Isolated Declarations
--isolatedDeclarations for standalone DTS emit:
since TypeScript 5.5:
Overview
What is isolated declarations?
Today, TypeScript has a many features to help you write better code.
Among them, "type inference" is a particularly important feature.
However, type inference has some problems.
- incurs significant costs
- locked into tsc
At first, costs.
It goes without saying, type inference comes with a cost.
And it is prominent in large code bases.
Tsc must analyze all the code in your project to infer types.
Second, locked into tsc.
There is no alternative to tsc.
There is a famous story about stc wa closed.
TypeScript was not something that I could follow up on in an alternative language.
There are several alternative projects in development, but once completed, they are expected to significantly improve performance.

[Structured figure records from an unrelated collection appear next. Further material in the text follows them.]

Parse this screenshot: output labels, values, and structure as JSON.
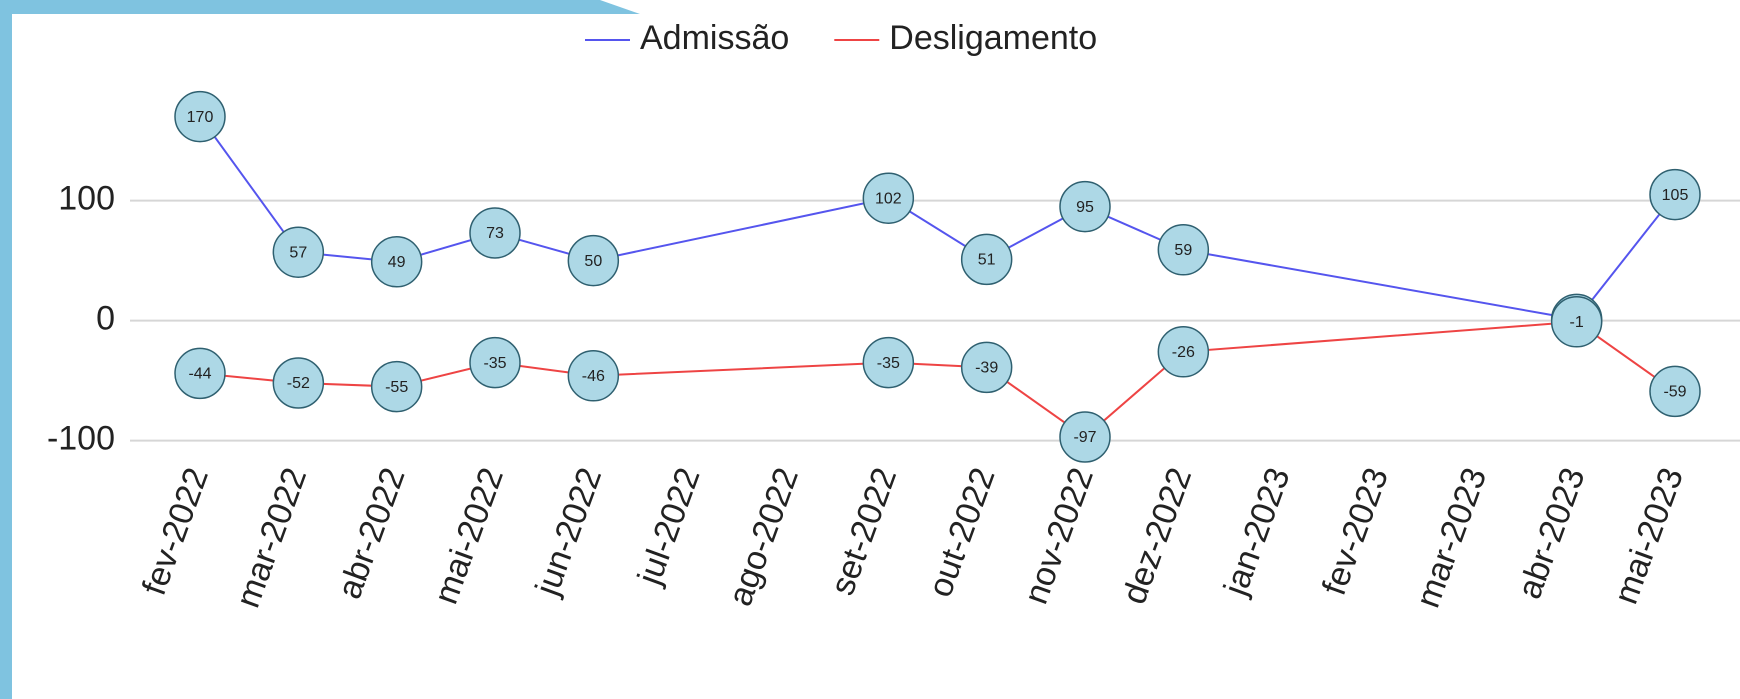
{
  "chart_data": {
    "type": "line",
    "categories": [
      "fev-2022",
      "mar-2022",
      "abr-2022",
      "mai-2022",
      "jun-2022",
      "jul-2022",
      "ago-2022",
      "set-2022",
      "out-2022",
      "nov-2022",
      "dez-2022",
      "jan-2023",
      "fev-2023",
      "mar-2023",
      "abr-2023",
      "mai-2023"
    ],
    "series": [
      {
        "name": "Admissão",
        "color": "#5555ee",
        "x": [
          "fev-2022",
          "mar-2022",
          "abr-2022",
          "mai-2022",
          "jun-2022",
          "set-2022",
          "out-2022",
          "nov-2022",
          "dez-2022",
          "abr-2023",
          "mai-2023"
        ],
        "values": [
          170,
          57,
          49,
          73,
          50,
          102,
          51,
          95,
          59,
          1,
          105
        ]
      },
      {
        "name": "Desligamento",
        "color": "#ee4444",
        "x": [
          "fev-2022",
          "mar-2022",
          "abr-2022",
          "mai-2022",
          "jun-2022",
          "set-2022",
          "out-2022",
          "nov-2022",
          "dez-2022",
          "abr-2023",
          "mai-2023"
        ],
        "values": [
          -44,
          -52,
          -55,
          -35,
          -46,
          -35,
          -39,
          -97,
          -26,
          -1,
          -59
        ]
      }
    ],
    "ylim": [
      -112,
      188
    ],
    "yticks": [
      -100,
      0,
      100
    ],
    "grid": true,
    "legend": "top"
  }
}
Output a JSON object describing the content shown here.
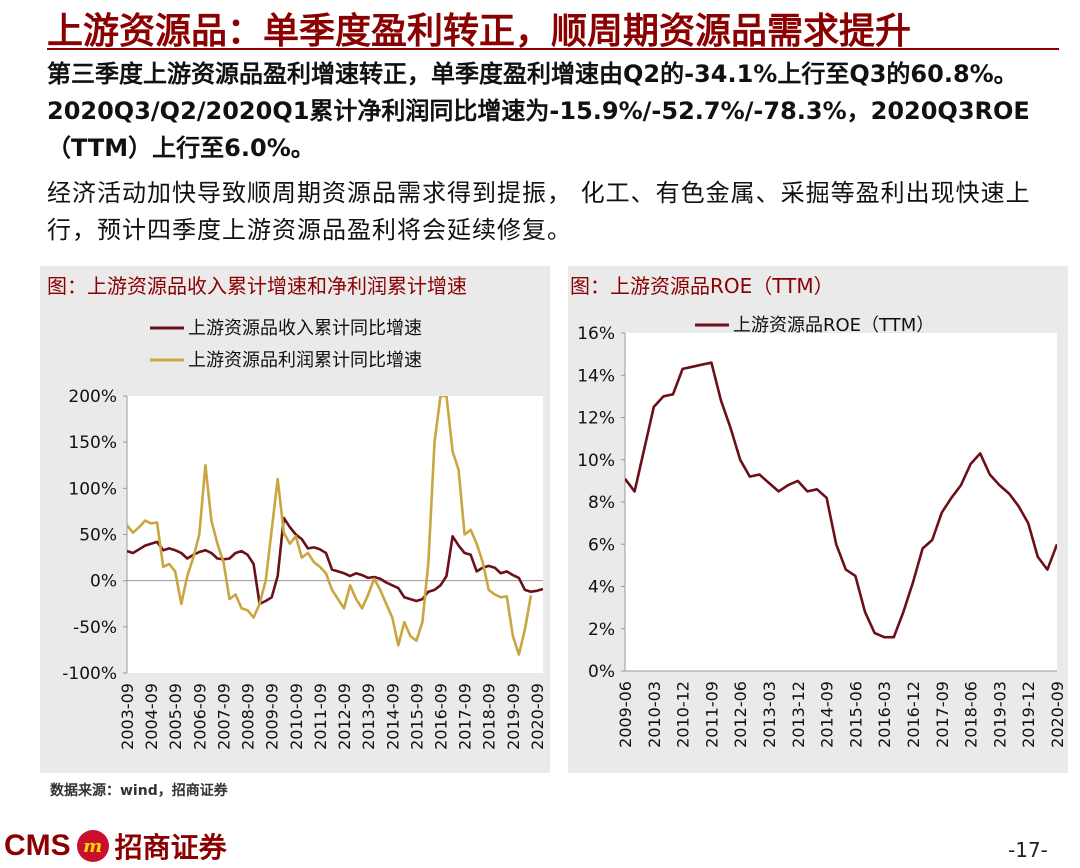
{
  "title": "上游资源品：单季度盈利转正，顺周期资源品需求提升",
  "paragraphs": [
    "第三季度上游资源品盈利增速转正，单季度盈利增速由Q2的-34.1%上行至Q3的60.8%。2020Q3/Q2/2020Q1累计净利润同比增速为-15.9%/-52.7%/-78.3%，2020Q3ROE（TTM）上行至6.0%。",
    "经济活动加快导致顺周期资源品需求得到提振， 化工、有色金属、采掘等盈利出现快速上行，预计四季度上游资源品盈利将会延续修复。"
  ],
  "chart_data": [
    {
      "type": "line",
      "title": "图：上游资源品收入累计增速和净利润累计增速",
      "xlabel": "",
      "ylabel": "",
      "ylim": [
        -100,
        200
      ],
      "yticks": [
        -100,
        -50,
        0,
        50,
        100,
        150,
        200
      ],
      "ytick_labels": [
        "-100%",
        "-50%",
        "0%",
        "50%",
        "100%",
        "150%",
        "200%"
      ],
      "x_ticks": [
        "2003-09",
        "2004-09",
        "2005-09",
        "2006-09",
        "2007-09",
        "2008-09",
        "2009-09",
        "2010-09",
        "2011-09",
        "2012-09",
        "2013-09",
        "2014-09",
        "2015-09",
        "2016-09",
        "2017-09",
        "2018-09",
        "2019-09",
        "2020-09"
      ],
      "x_range": [
        2003.5,
        2020.75
      ],
      "grid": false,
      "legend": "top",
      "series": [
        {
          "name": "上游资源品收入累计同比增速",
          "color": "#6b0f1a",
          "points": [
            [
              2003.5,
              32
            ],
            [
              2003.75,
              30
            ],
            [
              2004.0,
              34
            ],
            [
              2004.25,
              38
            ],
            [
              2004.5,
              40
            ],
            [
              2004.75,
              42
            ],
            [
              2005.0,
              33
            ],
            [
              2005.25,
              35
            ],
            [
              2005.5,
              33
            ],
            [
              2005.75,
              30
            ],
            [
              2006.0,
              24
            ],
            [
              2006.25,
              28
            ],
            [
              2006.5,
              31
            ],
            [
              2006.75,
              33
            ],
            [
              2007.0,
              30
            ],
            [
              2007.25,
              24
            ],
            [
              2007.5,
              23
            ],
            [
              2007.75,
              24
            ],
            [
              2008.0,
              30
            ],
            [
              2008.25,
              32
            ],
            [
              2008.5,
              28
            ],
            [
              2008.75,
              18
            ],
            [
              2009.0,
              -25
            ],
            [
              2009.25,
              -22
            ],
            [
              2009.5,
              -18
            ],
            [
              2009.75,
              5
            ],
            [
              2010.0,
              68
            ],
            [
              2010.25,
              58
            ],
            [
              2010.5,
              50
            ],
            [
              2010.75,
              45
            ],
            [
              2011.0,
              35
            ],
            [
              2011.25,
              36
            ],
            [
              2011.5,
              34
            ],
            [
              2011.75,
              30
            ],
            [
              2012.0,
              12
            ],
            [
              2012.25,
              10
            ],
            [
              2012.5,
              8
            ],
            [
              2012.75,
              5
            ],
            [
              2013.0,
              8
            ],
            [
              2013.25,
              6
            ],
            [
              2013.5,
              3
            ],
            [
              2013.75,
              4
            ],
            [
              2014.0,
              2
            ],
            [
              2014.25,
              -2
            ],
            [
              2014.5,
              -5
            ],
            [
              2014.75,
              -8
            ],
            [
              2015.0,
              -18
            ],
            [
              2015.25,
              -20
            ],
            [
              2015.5,
              -22
            ],
            [
              2015.75,
              -20
            ],
            [
              2016.0,
              -12
            ],
            [
              2016.25,
              -10
            ],
            [
              2016.5,
              -5
            ],
            [
              2016.75,
              5
            ],
            [
              2017.0,
              48
            ],
            [
              2017.25,
              38
            ],
            [
              2017.5,
              30
            ],
            [
              2017.75,
              28
            ],
            [
              2018.0,
              10
            ],
            [
              2018.25,
              14
            ],
            [
              2018.5,
              16
            ],
            [
              2018.75,
              14
            ],
            [
              2019.0,
              8
            ],
            [
              2019.25,
              10
            ],
            [
              2019.5,
              6
            ],
            [
              2019.75,
              3
            ],
            [
              2020.0,
              -10
            ],
            [
              2020.25,
              -12
            ],
            [
              2020.5,
              -11
            ],
            [
              2020.75,
              -9
            ]
          ]
        },
        {
          "name": "上游资源品利润累计同比增速",
          "color": "#c9a640",
          "points": [
            [
              2003.5,
              60
            ],
            [
              2003.75,
              52
            ],
            [
              2004.0,
              58
            ],
            [
              2004.25,
              65
            ],
            [
              2004.5,
              62
            ],
            [
              2004.75,
              63
            ],
            [
              2005.0,
              15
            ],
            [
              2005.25,
              18
            ],
            [
              2005.5,
              10
            ],
            [
              2005.75,
              -25
            ],
            [
              2006.0,
              5
            ],
            [
              2006.25,
              25
            ],
            [
              2006.5,
              50
            ],
            [
              2006.75,
              125
            ],
            [
              2007.0,
              65
            ],
            [
              2007.25,
              40
            ],
            [
              2007.5,
              20
            ],
            [
              2007.75,
              -20
            ],
            [
              2008.0,
              -15
            ],
            [
              2008.25,
              -30
            ],
            [
              2008.5,
              -32
            ],
            [
              2008.75,
              -40
            ],
            [
              2009.0,
              -25
            ],
            [
              2009.25,
              0
            ],
            [
              2009.5,
              55
            ],
            [
              2009.75,
              110
            ],
            [
              2010.0,
              52
            ],
            [
              2010.25,
              40
            ],
            [
              2010.5,
              48
            ],
            [
              2010.75,
              25
            ],
            [
              2011.0,
              30
            ],
            [
              2011.25,
              20
            ],
            [
              2011.5,
              15
            ],
            [
              2011.75,
              8
            ],
            [
              2012.0,
              -10
            ],
            [
              2012.25,
              -20
            ],
            [
              2012.5,
              -30
            ],
            [
              2012.75,
              -5
            ],
            [
              2013.0,
              -20
            ],
            [
              2013.25,
              -30
            ],
            [
              2013.5,
              -15
            ],
            [
              2013.75,
              2
            ],
            [
              2014.0,
              -10
            ],
            [
              2014.25,
              -25
            ],
            [
              2014.5,
              -40
            ],
            [
              2014.75,
              -70
            ],
            [
              2015.0,
              -45
            ],
            [
              2015.25,
              -60
            ],
            [
              2015.5,
              -65
            ],
            [
              2015.75,
              -45
            ],
            [
              2016.0,
              20
            ],
            [
              2016.25,
              150
            ],
            [
              2016.5,
              200
            ],
            [
              2016.75,
              200
            ],
            [
              2017.0,
              140
            ],
            [
              2017.25,
              120
            ],
            [
              2017.5,
              50
            ],
            [
              2017.75,
              55
            ],
            [
              2018.0,
              40
            ],
            [
              2018.25,
              20
            ],
            [
              2018.5,
              -10
            ],
            [
              2018.75,
              -15
            ],
            [
              2019.0,
              -18
            ],
            [
              2019.25,
              -17
            ],
            [
              2019.5,
              -60
            ],
            [
              2019.75,
              -80
            ],
            [
              2020.0,
              -53
            ],
            [
              2020.25,
              -16
            ]
          ]
        }
      ]
    },
    {
      "type": "line",
      "title": "图：上游资源品ROE（TTM）",
      "xlabel": "",
      "ylabel": "",
      "ylim": [
        0,
        16
      ],
      "yticks": [
        0,
        2,
        4,
        6,
        8,
        10,
        12,
        14,
        16
      ],
      "ytick_labels": [
        "0%",
        "2%",
        "4%",
        "6%",
        "8%",
        "10%",
        "12%",
        "14%",
        "16%"
      ],
      "x_ticks": [
        "2009-06",
        "2010-03",
        "2010-12",
        "2011-09",
        "2012-06",
        "2013-03",
        "2013-12",
        "2014-09",
        "2015-06",
        "2016-03",
        "2016-12",
        "2017-09",
        "2018-06",
        "2019-03",
        "2019-12",
        "2020-09"
      ],
      "x_range": [
        2009.5,
        2020.75
      ],
      "grid": false,
      "legend": "top",
      "series": [
        {
          "name": "上游资源品ROE（TTM）",
          "color": "#6b0f1a",
          "points": [
            [
              2009.5,
              9.1
            ],
            [
              2009.75,
              8.5
            ],
            [
              2010.0,
              10.5
            ],
            [
              2010.25,
              12.5
            ],
            [
              2010.5,
              13.0
            ],
            [
              2010.75,
              13.1
            ],
            [
              2011.0,
              14.3
            ],
            [
              2011.25,
              14.4
            ],
            [
              2011.5,
              14.5
            ],
            [
              2011.75,
              14.6
            ],
            [
              2012.0,
              12.8
            ],
            [
              2012.25,
              11.5
            ],
            [
              2012.5,
              10.0
            ],
            [
              2012.75,
              9.2
            ],
            [
              2013.0,
              9.3
            ],
            [
              2013.25,
              8.9
            ],
            [
              2013.5,
              8.5
            ],
            [
              2013.75,
              8.8
            ],
            [
              2014.0,
              9.0
            ],
            [
              2014.25,
              8.5
            ],
            [
              2014.5,
              8.6
            ],
            [
              2014.75,
              8.2
            ],
            [
              2015.0,
              6.0
            ],
            [
              2015.25,
              4.8
            ],
            [
              2015.5,
              4.5
            ],
            [
              2015.75,
              2.8
            ],
            [
              2016.0,
              1.8
            ],
            [
              2016.25,
              1.6
            ],
            [
              2016.5,
              1.6
            ],
            [
              2016.75,
              2.8
            ],
            [
              2017.0,
              4.2
            ],
            [
              2017.25,
              5.8
            ],
            [
              2017.5,
              6.2
            ],
            [
              2017.75,
              7.5
            ],
            [
              2018.0,
              8.2
            ],
            [
              2018.25,
              8.8
            ],
            [
              2018.5,
              9.8
            ],
            [
              2018.75,
              10.3
            ],
            [
              2019.0,
              9.3
            ],
            [
              2019.25,
              8.8
            ],
            [
              2019.5,
              8.4
            ],
            [
              2019.75,
              7.8
            ],
            [
              2020.0,
              7.0
            ],
            [
              2020.25,
              5.4
            ],
            [
              2020.5,
              4.8
            ],
            [
              2020.75,
              6.0
            ]
          ]
        }
      ]
    }
  ],
  "source": "数据来源：wind，招商证券",
  "logo": {
    "text": "CMS",
    "badge": "m",
    "name": "招商证券"
  },
  "page_number": "-17-",
  "colors": {
    "title": "#8b0000",
    "panel_bg": "#eaeaea"
  }
}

However, due to various issues such as the lack of a clear specification for TS and the strong resources of Microsoft (implementation not catching up), there is currently no practical alternative to tsc.
New Approach
The new approach is to use "Isolated Declarations".
Isolated declarations (via --isolatedDeclarations option) enforce to write explicit type annotations.
This alleviates the cost of type inference.
There are similar approaches in deno called 'slow types'.
When we emits type declarations (.d.ts), in the past we use --declaration
option.
But there are several issues mentioned above.
Just to summarize more specific details below:
- performance
- cross-file type inference (export/import)
- parallel type inference
For this problem, Isolated Declarations enforces explicit type annotations.